Leitsatz

Sind Überentnahmen nach § 4 Abs. 4a EStG strittig, ist eine Teil-Einspruchsentscheidung nicht sachlich, wenn sich der Rechtsstreit durch Berücksichtigung der vor dem Jahr 1999 entstandenen Unterentnahmen erledigen würde.

 

Sachverhalt

Die Besteuerungsgrundlagen der Antragstellerin werden gesondert und einheitlich festgestellt. In einem Verfahren wegen Aussetzung der Vollziehung (AdV) war über die Hinzurechnung von Schuldzinsen nach § 4 Abs. 4a EStG wegen Überentnahmen zu befinden. Die Antragstellerin war insbesondere der Auffassung, dass AdV schon deshalb zu gewähren sei, weil aus den Jahren vor 1999 weit höhere Unterentnahmen zur Verrechnung bereit stünden. Es sei ernstlich zweifelhaft, ob § 52 Abs. 11 Satz 2 EStG, der diese Verrechnung verbiete, verfassungsgemäß sei. Das Finanzamt hat die beantragte AdV abgelehnt.

 

Entscheidung

Das FG hat die Vollziehung der Feststellungsbescheide in dem beantragten Umfang angeordnet, weil es den Erlass einer Teil-Einspruchsentscheidung nicht für sachdienlich hielt. Sachdienlichkeit ist insbesondere gegeben, wenn ein Teil des Einspruchs entscheidungsreif ist, während über einen anderen Teil des Einspruchs z. B. deshalb nicht entschieden werden kann, weil insoweit die Voraussetzungen für eine Zwangsruhe nach § 363 Abs. 2 Satz 2 AO vorliegen.

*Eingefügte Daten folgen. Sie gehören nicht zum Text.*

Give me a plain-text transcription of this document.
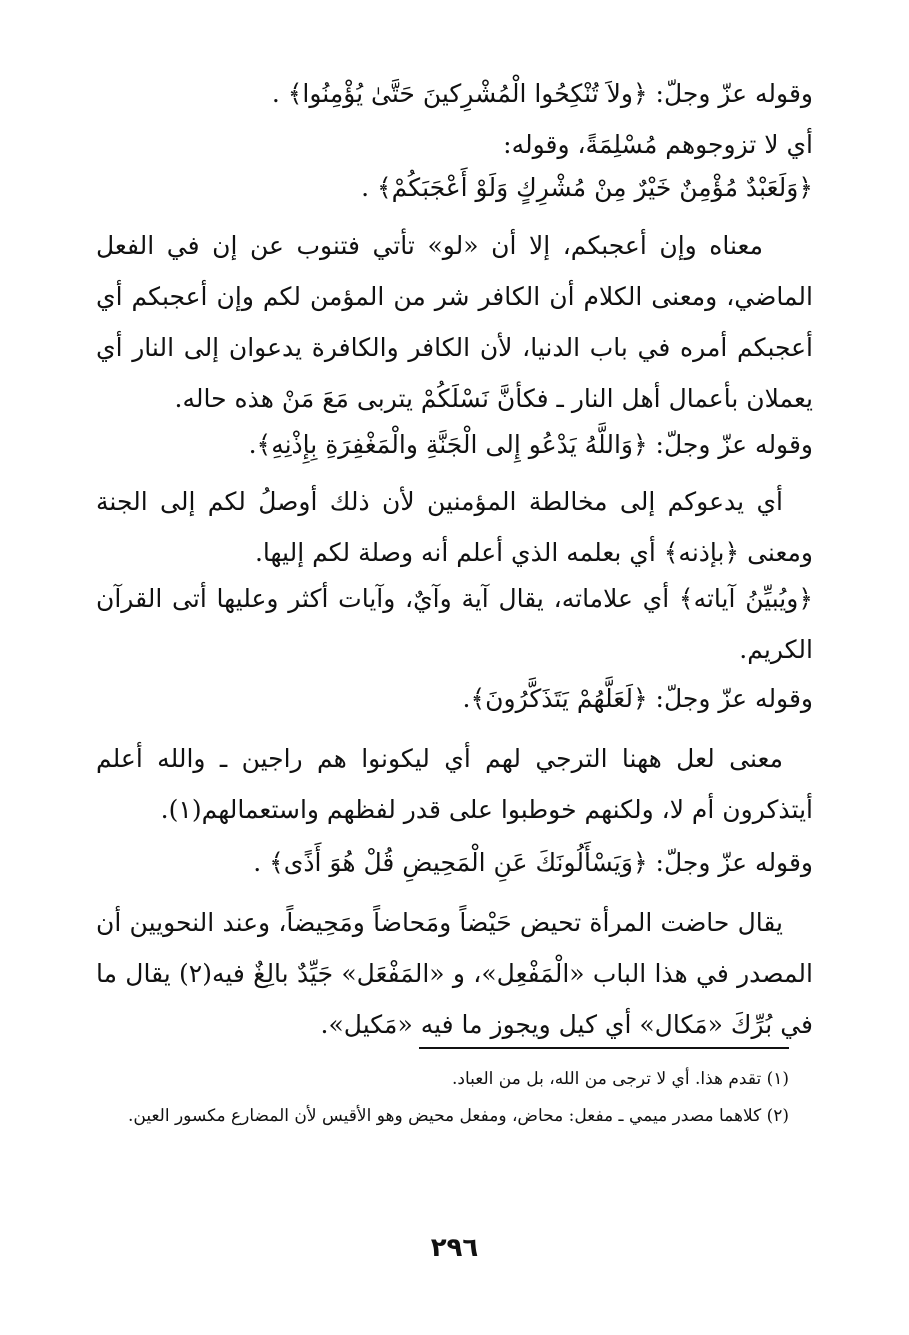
وقوله عزّ وجلّ: ﴿ولاَ تُنْكِحُوا الْمُشْرِكينَ حَتَّىٰ يُؤْمِنُوا﴾ .

أي لا تزوجوهم مُسْلِمَةً، وقوله:

﴿وَلَعَبْدٌ مُؤْمِنٌ خَيْرٌ مِنْ مُشْرِكٍ وَلَوْ أَعْجَبَكُمْ﴾ .

معناه وإن أعجبكم، إلا أن «لو» تأتي فتنوب عن إن في الفعل الماضي، ومعنى الكلام أن الكافر شر من المؤمن لكم وإن أعجبكم أي أعجبكم أمره في باب الدنيا، لأن الكافر والكافرة يدعوان إلى النار أي يعملان بأعمال أهل النار ـ فكأنَّ نَسْلَكُمْ يتربى مَعَ مَنْ هذه حاله.

وقوله عزّ وجلّ: ﴿وَاللَّهُ يَدْعُو إِلى الْجَنَّةِ والْمَغْفِرَةِ بِإِذْنِهِ﴾.

أي يدعوكم إلى مخالطة المؤمنين لأن ذلك أوصلُ لكم إلى الجنة ومعنى ﴿بإذنه﴾ أي بعلمه الذي أعلم أنه وصلة لكم إليها.

﴿ويُبيِّنُ آياته﴾ أي علاماته، يقال آية وآيٌ، وآيات أكثر وعليها أتى القرآن الكريم.

وقوله عزّ وجلّ: ﴿لَعَلَّهُمْ يَتَذَكَّرُونَ﴾.

معنى لعل ههنا الترجي لهم أي ليكونوا هم راجين ـ والله أعلم أيتذكرون أم لا، ولكنهم خوطبوا على قدر لفظهم واستعمالهم(١).

وقوله عزّ وجلّ: ﴿وَيَسْأَلُونَكَ عَنِ الْمَحِيضِ قُلْ هُوَ أَذًى﴾ .

يقال حاضت المرأة تحيض حَيْضاً ومَحاضاً ومَحِيضاً، وعند النحويين أن المصدر في هذا الباب «الْمَفْعِل»، و «المَفْعَل» جَيِّدٌ بالِغٌ فيه(٢) يقال ما في بُرِّكَ «مَكال» أي كيل ويجوز ما فيه «مَكيل».

(١) تقدم هذا. أي لا ترجى من الله، بل من العباد.

(٢) كلاهما مصدر ميمي ـ مفعل: محاض، ومفعل محيض وهو الأقيس لأن المضارع مكسور العين.

٢٩٦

Vorliegend konnte über die Berücksichtigungsfähigkeit des zum 1.1.1999 bestehenden Unterentnahmesaldos bei der Frage, ob in späteren Jahren Überentnahmen vorliegen, im Einspruchsverfahren nicht entschieden werden, weil insoweit die Voraussetzungen einer Verfahrensruhe wegen der Revisionsverfahren X R 30/06 und VIII R 42/07 vorlagen. Der Entscheidungsreife der übrigen Teile des Einspruchs stand entgegen, dass diese ausschließlich die Höhe der nach § 4 Abs. 4a EStG nicht abzugsfähigen Schuldzinsen betreffen, und sich erledigen, wenn der zum 1.1.1999 bestehende Unterentnahmensaldo Berücksichtigung findet.

 

Hinweis

Die Vorschrift des § 367 Abs. 2a AO, die der Finanzbehörde die Möglichkeit eröffnet, über Teile des Einspruchs vorab zu entscheiden, wurde durch das JStG 2007 in die AO eingefügt. Die Regelung soll sowohl im Interesse des Rechtsschutz begehrenden Einspruchsführers als auch im Allgemeininteresse zur Verfahrensbeschleunigung beitragen, indem sie eine verbindliche Entscheidung über bereits entscheidungsreife Teile eines Einspruchsbegehrens zulässt. Die Sachdienlichkeit einer Teil-Einspruchsentscheidung kann von den Finanzgerichten grundsätzlich in vollem Umfang überprüft werden.

Vor diesem Hintergrund ist der Auffassung des FG beizupflichten, dass es nicht sachdienlich sein kann, Fragen zu entscheiden, die gänzlich leer laufen würden, wenn die Musterprozesse beim BFH im Sinne der Antragstellerin entschieden werden. Das Finanzamt hat die vom FG zugelassene Beschwerde eingelegt (Az. IV B 88/09). Es bleibt daher abzuwarten, wie der BFH die Sache sieht.